January 19, 2017         By: Steven Anderson

It would be safe to assume that much of Europe is interested in mobile payments, and routinely puts this technology to use. Word out of major European powers like France and Great Britain suggests that this market is absolutely packed with options and interested users.

Yet when the focus turns to Germany, arguably Europe’s true economic muscle, the interest falls away. Germany actually badly lags its European counterparts in terms of mobile payments use, and the reasons are a surprise.

Only four percent of German mobile phone users, on average, turn to in-store mobile payments, which is long behind the rest of the field. Two reasons particularly stood out in a Deloitte study on the matter; 45 percent cited a lack of “discernible value” added as a result of mobile payments, and 38 percent considered security a major problem, problem enough to keep them out of the fray altogether.

The next biggest reason was 18 percent who said the option wasn’t even available on their device. Eleven percent cited a lack of places to use the system, nine percent called it too complicated, seven percent didn’t understand the options available and another seven percent considered the phone screen too small for such things.

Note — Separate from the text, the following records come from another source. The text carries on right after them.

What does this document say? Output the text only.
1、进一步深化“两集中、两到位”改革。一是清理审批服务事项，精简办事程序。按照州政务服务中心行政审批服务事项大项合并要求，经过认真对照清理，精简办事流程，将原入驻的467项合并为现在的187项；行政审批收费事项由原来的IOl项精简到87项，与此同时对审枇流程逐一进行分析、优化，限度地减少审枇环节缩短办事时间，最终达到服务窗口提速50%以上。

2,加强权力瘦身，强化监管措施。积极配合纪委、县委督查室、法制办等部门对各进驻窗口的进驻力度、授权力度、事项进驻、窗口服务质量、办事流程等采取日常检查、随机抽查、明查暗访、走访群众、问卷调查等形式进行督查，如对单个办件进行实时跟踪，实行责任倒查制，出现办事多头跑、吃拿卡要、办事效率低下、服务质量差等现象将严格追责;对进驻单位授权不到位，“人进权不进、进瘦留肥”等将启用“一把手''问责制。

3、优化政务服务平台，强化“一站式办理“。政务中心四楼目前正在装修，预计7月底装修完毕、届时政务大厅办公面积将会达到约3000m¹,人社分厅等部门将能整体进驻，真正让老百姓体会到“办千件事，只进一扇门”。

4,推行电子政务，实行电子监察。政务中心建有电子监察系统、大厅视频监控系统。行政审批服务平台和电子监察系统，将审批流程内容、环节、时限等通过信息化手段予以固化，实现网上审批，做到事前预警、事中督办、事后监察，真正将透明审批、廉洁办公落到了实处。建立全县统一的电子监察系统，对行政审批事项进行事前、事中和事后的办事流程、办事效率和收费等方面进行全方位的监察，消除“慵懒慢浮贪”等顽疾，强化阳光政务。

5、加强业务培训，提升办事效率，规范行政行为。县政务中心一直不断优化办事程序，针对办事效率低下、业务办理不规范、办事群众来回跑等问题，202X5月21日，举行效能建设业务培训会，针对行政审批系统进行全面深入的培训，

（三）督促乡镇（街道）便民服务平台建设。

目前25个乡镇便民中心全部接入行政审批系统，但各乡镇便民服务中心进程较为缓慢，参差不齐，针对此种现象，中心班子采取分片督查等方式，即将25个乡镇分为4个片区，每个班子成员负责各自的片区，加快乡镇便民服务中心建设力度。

That’s not the best news, particularly for mobile payments in Europe. It’s doing well as a concept, but without one of Europe’s biggest names in play, it could inherently limit the market. Thankfully, the issue seems to be two major problems: security and overall value.

Just getting mobile payment systems on more devices would perk up the German market fairly quickly, but mobile payment providers need to do what was done in the United States back in the early days of mobile payments: sell security, and sell value.

Value isn’t so difficult; start incorporating loyalty programs and automatic coupon mechanisms, and that should take care of that. Security is a tougher sell, that comes with proving reliability. Emphasizing security developments here, however, should prove helpful.

Better security, better value, and more options for use on devices and in stores. Those four points together should turbo-charge the entire mobile payments market in Germany and make it as great as it could be. Failing to do so, meanwhile, will fundamentally limit the market.